I was surprised to come across a story on Maine Web Report talking about a controversy between MPBN (Maine Public Broadcasting Network) and a long-running DJ called The humble Farmer. The humble Farmer is a quirky show with 30s and 40s jazz and big band music with occasional dry-witted humorous stories that comment on the state of affairs of our times in a classic “Mainah” style.
Well, it seems MPBN is setting an ultimatum with the humble Farmer after some more objectionable political opines went out on the air. The problem with stating your opinion, I guess, is that it may be misconstrued as the station’s opinion despite the fact that the opinion is wrapped in humor. And as we all know, MPBN, and all of public radio, is entirely politically neutral.
I don’t want to get too much into the specifics, as I’m not a journalist and have to take this story at face value, but I’ve long been lukewarm as to the operation of so-called “public” radio as it’s mostly a pipeline for national programming, classical music, and a whole lot of literati banter. The network does anything but reflect the diversity and local culture, and this attack, however well-warranted, against one of their few shows that features true local flavor, is unfortunate.
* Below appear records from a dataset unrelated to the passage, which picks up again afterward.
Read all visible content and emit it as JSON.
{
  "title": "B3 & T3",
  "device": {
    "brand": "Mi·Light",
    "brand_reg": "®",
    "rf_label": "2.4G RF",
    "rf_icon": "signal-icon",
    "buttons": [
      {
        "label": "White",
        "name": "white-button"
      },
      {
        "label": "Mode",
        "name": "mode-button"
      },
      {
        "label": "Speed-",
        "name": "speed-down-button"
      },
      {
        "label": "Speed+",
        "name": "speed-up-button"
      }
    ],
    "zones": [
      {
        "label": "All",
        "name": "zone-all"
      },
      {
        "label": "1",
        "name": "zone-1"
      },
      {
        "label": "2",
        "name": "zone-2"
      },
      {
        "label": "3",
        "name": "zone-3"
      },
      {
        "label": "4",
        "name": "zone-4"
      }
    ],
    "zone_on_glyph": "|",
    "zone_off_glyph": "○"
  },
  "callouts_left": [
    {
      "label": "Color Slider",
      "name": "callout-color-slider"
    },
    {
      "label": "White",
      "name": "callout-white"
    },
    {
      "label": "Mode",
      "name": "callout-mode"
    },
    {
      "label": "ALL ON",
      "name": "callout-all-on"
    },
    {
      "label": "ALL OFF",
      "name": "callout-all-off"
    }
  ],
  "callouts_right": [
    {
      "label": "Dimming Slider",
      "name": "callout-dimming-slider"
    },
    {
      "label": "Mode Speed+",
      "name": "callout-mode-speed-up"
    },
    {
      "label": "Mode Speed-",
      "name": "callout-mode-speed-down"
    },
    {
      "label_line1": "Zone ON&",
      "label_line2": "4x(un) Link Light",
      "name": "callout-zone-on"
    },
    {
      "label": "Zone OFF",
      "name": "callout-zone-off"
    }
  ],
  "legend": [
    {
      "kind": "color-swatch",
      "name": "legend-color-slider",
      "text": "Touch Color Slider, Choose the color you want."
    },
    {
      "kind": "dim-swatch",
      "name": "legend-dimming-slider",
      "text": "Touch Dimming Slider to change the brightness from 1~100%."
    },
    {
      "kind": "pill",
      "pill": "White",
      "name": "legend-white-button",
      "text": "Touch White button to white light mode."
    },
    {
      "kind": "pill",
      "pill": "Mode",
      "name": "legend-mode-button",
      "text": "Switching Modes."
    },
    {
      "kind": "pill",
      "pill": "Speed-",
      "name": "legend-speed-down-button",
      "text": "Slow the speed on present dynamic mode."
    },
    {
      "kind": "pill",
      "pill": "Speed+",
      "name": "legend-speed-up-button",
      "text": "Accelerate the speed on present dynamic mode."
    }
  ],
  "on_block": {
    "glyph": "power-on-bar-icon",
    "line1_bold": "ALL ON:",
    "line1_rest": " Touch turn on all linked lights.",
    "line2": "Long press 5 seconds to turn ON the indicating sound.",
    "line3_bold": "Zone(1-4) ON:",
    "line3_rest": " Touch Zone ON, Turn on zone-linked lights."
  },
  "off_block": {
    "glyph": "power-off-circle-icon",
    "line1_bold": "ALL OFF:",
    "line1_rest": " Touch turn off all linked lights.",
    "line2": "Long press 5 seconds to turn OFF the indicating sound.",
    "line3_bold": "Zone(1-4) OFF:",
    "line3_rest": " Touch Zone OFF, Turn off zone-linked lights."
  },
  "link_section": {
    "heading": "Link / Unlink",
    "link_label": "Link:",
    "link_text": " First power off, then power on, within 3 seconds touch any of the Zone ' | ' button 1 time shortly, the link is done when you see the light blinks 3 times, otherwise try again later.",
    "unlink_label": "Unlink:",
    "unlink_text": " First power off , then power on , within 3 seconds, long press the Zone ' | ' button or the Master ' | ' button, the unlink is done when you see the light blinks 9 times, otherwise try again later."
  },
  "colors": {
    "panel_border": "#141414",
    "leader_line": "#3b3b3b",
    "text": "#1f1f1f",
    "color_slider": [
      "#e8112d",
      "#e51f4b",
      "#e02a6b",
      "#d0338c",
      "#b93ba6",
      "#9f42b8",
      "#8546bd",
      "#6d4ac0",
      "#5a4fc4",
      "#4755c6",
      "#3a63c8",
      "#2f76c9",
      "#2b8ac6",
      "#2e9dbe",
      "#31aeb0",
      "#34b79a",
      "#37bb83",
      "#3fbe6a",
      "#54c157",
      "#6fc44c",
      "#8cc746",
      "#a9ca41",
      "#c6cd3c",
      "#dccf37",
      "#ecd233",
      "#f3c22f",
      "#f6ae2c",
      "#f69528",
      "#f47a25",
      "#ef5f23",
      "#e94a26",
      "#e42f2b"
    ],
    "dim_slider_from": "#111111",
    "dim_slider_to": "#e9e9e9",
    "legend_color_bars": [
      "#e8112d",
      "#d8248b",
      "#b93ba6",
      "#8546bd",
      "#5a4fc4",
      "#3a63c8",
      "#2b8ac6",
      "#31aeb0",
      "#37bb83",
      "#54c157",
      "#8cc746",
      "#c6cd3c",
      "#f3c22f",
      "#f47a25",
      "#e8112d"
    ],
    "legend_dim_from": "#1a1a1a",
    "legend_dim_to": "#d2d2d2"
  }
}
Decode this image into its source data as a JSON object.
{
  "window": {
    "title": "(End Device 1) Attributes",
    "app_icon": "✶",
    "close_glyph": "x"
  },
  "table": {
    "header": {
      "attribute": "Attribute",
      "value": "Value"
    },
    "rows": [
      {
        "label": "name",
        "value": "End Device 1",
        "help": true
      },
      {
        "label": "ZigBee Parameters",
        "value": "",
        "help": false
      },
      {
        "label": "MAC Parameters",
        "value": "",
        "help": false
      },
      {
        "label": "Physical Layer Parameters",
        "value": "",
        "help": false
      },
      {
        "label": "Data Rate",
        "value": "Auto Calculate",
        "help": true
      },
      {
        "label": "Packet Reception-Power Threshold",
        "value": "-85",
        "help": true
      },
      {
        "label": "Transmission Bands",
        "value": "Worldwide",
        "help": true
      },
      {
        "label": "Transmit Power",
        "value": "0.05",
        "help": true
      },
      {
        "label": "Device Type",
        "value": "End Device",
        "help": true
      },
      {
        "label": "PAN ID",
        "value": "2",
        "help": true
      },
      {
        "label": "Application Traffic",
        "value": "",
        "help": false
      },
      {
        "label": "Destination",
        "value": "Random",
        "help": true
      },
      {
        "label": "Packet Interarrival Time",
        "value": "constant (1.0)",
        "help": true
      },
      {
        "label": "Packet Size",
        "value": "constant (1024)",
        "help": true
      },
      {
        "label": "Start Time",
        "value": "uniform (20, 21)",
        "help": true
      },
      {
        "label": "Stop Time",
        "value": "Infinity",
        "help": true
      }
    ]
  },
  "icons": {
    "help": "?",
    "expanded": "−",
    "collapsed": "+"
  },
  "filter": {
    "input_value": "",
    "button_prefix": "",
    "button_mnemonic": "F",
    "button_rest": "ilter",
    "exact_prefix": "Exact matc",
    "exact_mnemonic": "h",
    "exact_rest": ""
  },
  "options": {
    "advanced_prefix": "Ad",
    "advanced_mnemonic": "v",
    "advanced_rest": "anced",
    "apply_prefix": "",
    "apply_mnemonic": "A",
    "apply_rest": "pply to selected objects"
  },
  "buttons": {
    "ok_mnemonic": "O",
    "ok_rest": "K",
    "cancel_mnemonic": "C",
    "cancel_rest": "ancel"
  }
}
I guess we shouldn’t expect a station that takes government bucks to welcome lively political opinions, though the other question raised is why the national political programming from NPR seems to be subjected to a different set of standards (as they have plenty of political humor, much of it at Bush’s expense). I also wonder why an organization that receives over 75% of its revenue from local listeners has such a small amount of local programming. Does all of Maine really donate to MPBN so they can listen to another edition of Car Talk?
With on-demand programming growing in versatility, radio remaining and increasingly becoming expensive, and an increase in the number of NPR products available on satellite radio, I begin to wonder what the future of our rather sad public media is.